Over time, as your sourdough matures, its discard becomes more acidic. This lower pH level in baking restricts gluten strand formation, resulting in softer and more tender baked goods. While gluten development is desirable for chewy bagels and springy noodles, limiting it benefits the texture of delicate cakes and cookies. In small quantities, the tangy flavor of sourdough discard can counterbalance the sweetness in desserts. You can incorporate up to ⅔ cup of discard in your recipes to enjoy its advantages without overwhelming your palate with sourness.

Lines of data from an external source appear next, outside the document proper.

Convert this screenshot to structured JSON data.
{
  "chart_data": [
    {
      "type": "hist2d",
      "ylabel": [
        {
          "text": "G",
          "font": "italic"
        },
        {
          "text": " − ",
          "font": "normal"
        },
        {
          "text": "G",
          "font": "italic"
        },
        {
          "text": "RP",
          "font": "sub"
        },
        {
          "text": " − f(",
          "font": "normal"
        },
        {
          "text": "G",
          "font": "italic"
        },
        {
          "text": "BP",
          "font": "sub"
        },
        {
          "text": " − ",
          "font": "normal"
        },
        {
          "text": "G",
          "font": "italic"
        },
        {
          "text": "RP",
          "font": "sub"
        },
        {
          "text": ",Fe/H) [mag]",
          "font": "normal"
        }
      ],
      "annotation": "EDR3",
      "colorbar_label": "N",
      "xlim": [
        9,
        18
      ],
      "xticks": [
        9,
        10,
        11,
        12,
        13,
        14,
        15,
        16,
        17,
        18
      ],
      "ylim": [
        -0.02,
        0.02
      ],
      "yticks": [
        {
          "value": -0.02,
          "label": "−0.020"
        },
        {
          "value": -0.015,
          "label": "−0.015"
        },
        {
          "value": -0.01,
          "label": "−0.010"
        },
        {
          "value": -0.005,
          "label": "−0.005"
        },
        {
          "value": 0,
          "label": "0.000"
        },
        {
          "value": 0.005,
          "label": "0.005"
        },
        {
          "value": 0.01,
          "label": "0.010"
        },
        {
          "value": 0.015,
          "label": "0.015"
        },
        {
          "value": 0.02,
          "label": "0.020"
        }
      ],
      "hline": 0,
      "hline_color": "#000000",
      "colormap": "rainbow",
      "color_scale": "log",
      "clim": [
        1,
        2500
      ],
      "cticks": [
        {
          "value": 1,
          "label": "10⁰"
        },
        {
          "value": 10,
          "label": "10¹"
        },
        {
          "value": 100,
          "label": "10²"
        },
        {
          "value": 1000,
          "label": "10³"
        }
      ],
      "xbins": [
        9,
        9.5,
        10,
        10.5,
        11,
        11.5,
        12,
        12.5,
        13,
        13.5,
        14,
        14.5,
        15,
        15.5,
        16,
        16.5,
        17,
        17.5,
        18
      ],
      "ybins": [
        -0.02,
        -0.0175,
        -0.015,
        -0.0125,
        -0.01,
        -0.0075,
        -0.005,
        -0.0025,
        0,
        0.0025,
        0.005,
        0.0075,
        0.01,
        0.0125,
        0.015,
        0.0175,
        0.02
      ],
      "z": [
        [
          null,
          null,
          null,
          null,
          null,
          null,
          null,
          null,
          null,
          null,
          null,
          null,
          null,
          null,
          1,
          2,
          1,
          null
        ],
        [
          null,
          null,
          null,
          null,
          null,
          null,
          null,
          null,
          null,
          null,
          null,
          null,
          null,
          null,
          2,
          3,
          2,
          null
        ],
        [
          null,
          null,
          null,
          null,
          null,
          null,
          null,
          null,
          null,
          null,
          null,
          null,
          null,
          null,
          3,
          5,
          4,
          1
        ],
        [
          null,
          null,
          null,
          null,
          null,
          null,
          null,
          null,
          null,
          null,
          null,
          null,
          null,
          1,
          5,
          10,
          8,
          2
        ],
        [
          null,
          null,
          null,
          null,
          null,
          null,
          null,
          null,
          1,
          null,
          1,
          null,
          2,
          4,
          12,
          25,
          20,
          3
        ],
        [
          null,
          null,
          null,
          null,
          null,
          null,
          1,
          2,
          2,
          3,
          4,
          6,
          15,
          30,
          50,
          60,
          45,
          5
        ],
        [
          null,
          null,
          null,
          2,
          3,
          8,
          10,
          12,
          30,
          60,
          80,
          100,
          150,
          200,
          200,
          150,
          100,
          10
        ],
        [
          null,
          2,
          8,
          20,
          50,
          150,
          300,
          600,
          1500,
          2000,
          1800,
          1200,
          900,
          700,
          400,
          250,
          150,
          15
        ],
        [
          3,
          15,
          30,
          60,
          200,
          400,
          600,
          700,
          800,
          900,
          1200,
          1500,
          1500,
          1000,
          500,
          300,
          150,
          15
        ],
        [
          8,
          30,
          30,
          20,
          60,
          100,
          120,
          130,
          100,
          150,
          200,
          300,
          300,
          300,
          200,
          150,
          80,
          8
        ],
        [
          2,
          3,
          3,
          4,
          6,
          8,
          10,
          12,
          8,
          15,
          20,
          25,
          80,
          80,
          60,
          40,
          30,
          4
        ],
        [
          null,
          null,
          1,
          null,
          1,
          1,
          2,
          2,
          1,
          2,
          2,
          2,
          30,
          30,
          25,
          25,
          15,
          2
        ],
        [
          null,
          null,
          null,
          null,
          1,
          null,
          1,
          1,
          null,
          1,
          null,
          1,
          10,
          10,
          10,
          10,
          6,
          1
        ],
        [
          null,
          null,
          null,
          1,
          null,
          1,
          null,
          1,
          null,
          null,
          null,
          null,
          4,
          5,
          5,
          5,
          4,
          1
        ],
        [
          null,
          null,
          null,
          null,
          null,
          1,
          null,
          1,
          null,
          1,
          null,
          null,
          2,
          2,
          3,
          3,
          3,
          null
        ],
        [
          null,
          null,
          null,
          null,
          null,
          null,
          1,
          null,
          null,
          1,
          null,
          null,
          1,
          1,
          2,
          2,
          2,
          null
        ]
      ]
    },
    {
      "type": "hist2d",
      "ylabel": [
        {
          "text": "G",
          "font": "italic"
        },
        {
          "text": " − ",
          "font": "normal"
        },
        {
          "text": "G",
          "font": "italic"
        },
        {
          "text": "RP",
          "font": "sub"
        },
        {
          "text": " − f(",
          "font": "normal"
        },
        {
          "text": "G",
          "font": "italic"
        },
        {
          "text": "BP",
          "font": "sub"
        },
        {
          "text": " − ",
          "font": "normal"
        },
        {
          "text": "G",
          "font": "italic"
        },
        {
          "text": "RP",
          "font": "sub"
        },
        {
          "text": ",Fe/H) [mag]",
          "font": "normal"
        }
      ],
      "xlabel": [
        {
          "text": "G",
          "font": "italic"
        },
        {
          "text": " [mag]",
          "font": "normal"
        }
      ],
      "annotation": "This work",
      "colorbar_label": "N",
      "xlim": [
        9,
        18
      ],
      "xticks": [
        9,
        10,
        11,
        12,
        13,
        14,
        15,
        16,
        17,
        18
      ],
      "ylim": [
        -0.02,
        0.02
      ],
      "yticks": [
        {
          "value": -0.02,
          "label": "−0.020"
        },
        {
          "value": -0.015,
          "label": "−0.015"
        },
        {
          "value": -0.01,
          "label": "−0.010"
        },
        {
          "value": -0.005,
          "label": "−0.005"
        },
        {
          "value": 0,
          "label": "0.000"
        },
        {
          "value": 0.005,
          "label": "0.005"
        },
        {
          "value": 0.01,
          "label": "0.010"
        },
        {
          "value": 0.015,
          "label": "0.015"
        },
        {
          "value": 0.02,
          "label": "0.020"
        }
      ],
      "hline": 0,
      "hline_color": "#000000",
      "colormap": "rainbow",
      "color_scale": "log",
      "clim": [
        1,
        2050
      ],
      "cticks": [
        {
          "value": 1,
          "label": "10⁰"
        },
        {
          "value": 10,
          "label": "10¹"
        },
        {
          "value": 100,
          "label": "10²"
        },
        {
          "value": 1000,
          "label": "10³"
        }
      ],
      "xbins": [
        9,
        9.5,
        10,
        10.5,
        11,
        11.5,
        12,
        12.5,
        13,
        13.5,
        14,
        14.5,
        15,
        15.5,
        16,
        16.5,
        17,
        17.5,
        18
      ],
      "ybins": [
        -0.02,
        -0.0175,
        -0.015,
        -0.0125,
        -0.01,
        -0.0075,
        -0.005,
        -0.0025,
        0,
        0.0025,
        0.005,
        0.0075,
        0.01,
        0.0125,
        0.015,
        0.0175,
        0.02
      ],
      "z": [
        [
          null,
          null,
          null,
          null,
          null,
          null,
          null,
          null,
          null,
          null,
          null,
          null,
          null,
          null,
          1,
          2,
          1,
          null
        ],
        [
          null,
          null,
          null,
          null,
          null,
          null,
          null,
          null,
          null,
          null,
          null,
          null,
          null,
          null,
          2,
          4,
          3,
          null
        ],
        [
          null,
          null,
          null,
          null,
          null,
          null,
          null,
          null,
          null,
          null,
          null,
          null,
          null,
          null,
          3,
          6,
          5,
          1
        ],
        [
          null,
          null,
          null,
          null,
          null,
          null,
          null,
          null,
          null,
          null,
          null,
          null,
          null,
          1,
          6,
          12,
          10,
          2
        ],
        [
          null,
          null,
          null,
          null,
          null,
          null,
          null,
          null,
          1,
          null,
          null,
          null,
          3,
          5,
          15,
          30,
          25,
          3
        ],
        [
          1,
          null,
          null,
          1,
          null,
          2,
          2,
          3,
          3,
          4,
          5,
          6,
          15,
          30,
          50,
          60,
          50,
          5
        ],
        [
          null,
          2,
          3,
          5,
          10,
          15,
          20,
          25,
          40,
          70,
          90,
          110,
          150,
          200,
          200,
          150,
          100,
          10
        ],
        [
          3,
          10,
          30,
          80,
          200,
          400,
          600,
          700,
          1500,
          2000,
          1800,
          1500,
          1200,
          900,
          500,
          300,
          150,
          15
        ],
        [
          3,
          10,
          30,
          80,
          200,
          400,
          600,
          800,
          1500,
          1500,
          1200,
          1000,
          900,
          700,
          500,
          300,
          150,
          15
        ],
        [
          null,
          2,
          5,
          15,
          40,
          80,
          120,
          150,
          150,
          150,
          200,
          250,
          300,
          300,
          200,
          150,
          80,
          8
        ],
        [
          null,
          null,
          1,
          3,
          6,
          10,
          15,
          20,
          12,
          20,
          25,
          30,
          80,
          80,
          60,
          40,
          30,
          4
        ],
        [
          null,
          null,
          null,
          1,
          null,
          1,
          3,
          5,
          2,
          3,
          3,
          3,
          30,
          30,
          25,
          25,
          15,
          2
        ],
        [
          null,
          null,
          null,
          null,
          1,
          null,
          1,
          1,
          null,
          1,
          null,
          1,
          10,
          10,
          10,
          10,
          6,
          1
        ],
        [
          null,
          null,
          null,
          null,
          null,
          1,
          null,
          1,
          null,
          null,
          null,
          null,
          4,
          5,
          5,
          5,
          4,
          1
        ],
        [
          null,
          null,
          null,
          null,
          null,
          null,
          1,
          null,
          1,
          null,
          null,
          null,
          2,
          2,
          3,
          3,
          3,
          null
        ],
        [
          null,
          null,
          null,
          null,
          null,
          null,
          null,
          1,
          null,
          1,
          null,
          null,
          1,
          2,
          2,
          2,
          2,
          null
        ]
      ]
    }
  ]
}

As an added bonus, using sourdough discard can extend the freshness of baked goods, allowing you an extra day to polish off that tray of brownies.

Recipes using sourdough discard

If you've just created your sourdough starter, wait until it's active enough to double in size before using the discard. The time this takes can vary, depending on the environment and the starter's "diet," and may last a week or longer. You can use mature sourdough discard in recipes that include flour and water, such as muffins, pancakes, brownies, and cookies. There are recipes available that have already made the necessary adjustments, like our fermented kefir pretzel recipe, or you can adapt one of your family favorites by doing a bit of math.

To make the substitution, subtract a percentage of flour and water from the OG recipe. Please note that it's crucial not to replace fats like oil or milk with discard, as this will impact the texture. Since sourdough discard is measured by weight and not volume, you'll need to convert measurements from cups to ounces or grams, and use a kitchen scale.

Start by weighing your sourdough discard. To keep the dish's texture and structure intact, replace no more than ⅓ of the recipe's flour with the discard. Divide the discard's weight by two, and subtract that amount from both the flour and liquid in the recipe, updating the measurements accordingly. When you prepare the dish, add the adjusted amounts of flour and liquid along with the sourdough discard as directed in the recipe. There's no need to change any other ingredient or the cooking time, as this substitution maintains the original hydration level.